SlopppyEngineer@lemmy.world 9 months ago
GPT 2 was just a bullshit generator. It was like a politician trying to explain something they know nothing about.
GPT 3.0 was just a bigger version of version 2. It was the same architecture but with more nodes and data as far as I followed the research. But that one could suddenly do a lot more than the previous version, so by accident. And then the AI scene exploded.
Limitless_screaming@kbin.social 9 months ago
So the architecture just needed more data to generate useful answers. I don't think that was an accident.
Even_Adder@lemmy.dbzer0.com 9 months ago
If that’s really how they work, it wouldn’t explain these:
…aimodels.fyi/researchers-discover-emergent-linea…
…aimodels.fyi/self-rag-improving-the-factual-accu…
adamkarvonen.github.io/…/chess-world-models.html
arxiv.org/abs/2310.02207
MNByChoice@midwest.social 9 months ago
I will read those, but I bet “accidentally good enough to convince many people.” still applies.
A lot of things from LLM look good to nonexperts, but are full of crap.
MNByChoice@midwest.social 9 months ago
…aimodels.fyi/self-rag-improving-the-factual-accu…
A cool paper. Using the LLM to judge value of new inputs.
I am always skeptical of summaries of journal articles. Even well meaning people can accidentally distort the conclusions.
Still LLM is a bullshit generator that can check bullshit level of inputs.

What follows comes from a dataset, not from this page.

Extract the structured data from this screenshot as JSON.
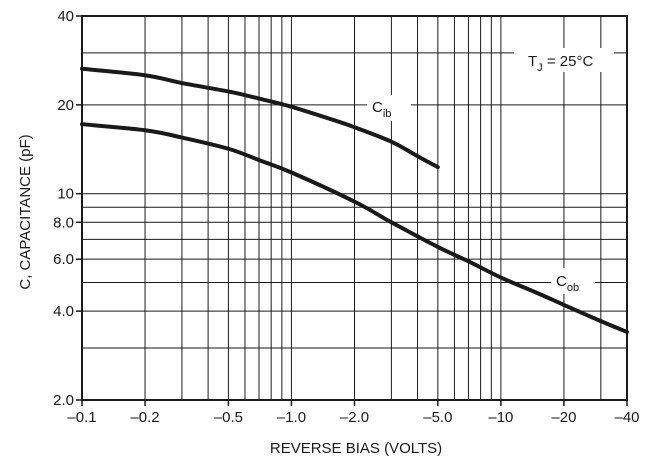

MNByChoice@midwest.social 9 months ago
arxiv.org/abs/2310.02207
2 author paper with interesting evidence. Again, evidence not proof. Wait for the papers that cite this one.
MNByChoice@midwest.social 9 months ago
poke-llm-on.github.io
Reinforcement learning. Cool project. Still no need to “know” anything. I usually play this type of have with short rules and monitoring the current state.
MNByChoice@midwest.social 9 months ago
adamkarvonen.github.io/…/chess-world-models.html
MNByChoice@midwest.social 9 months ago
…aimodels.fyi/researchers-discover-emergent-linea…
References a 2 author paper. I am not an expert in the field, but it is important to read the papers that reference this one. Those papers will have criticisms that are thought out. In general, fewer authors means less debate between the authors and easier to miss details.
SlopppyEngineer@lemmy.world 9 months ago
Yes. There is self organization and possibility to self reflection going on in something that wasn’t designed for it. That’s going to spawn a lot more research.
TrickDacy@lemmy.world 9 months ago
It kind of irks me how many people want to downplay this technology in this exact manner. Yes you’re sort of right but in no way does that really change how it will be used and abused.
“But people think it’s real AI tho!”
Okay and? Most people don’t understand how most tech works and that doesn’t stop it from doing a lot of good and bad things.
SlopppyEngineer@lemmy.world 9 months ago
I’ve been through a few AI winters and hype cycles. It made me very cynical and convinced many overly enthusiastic people will run into a firewall face first.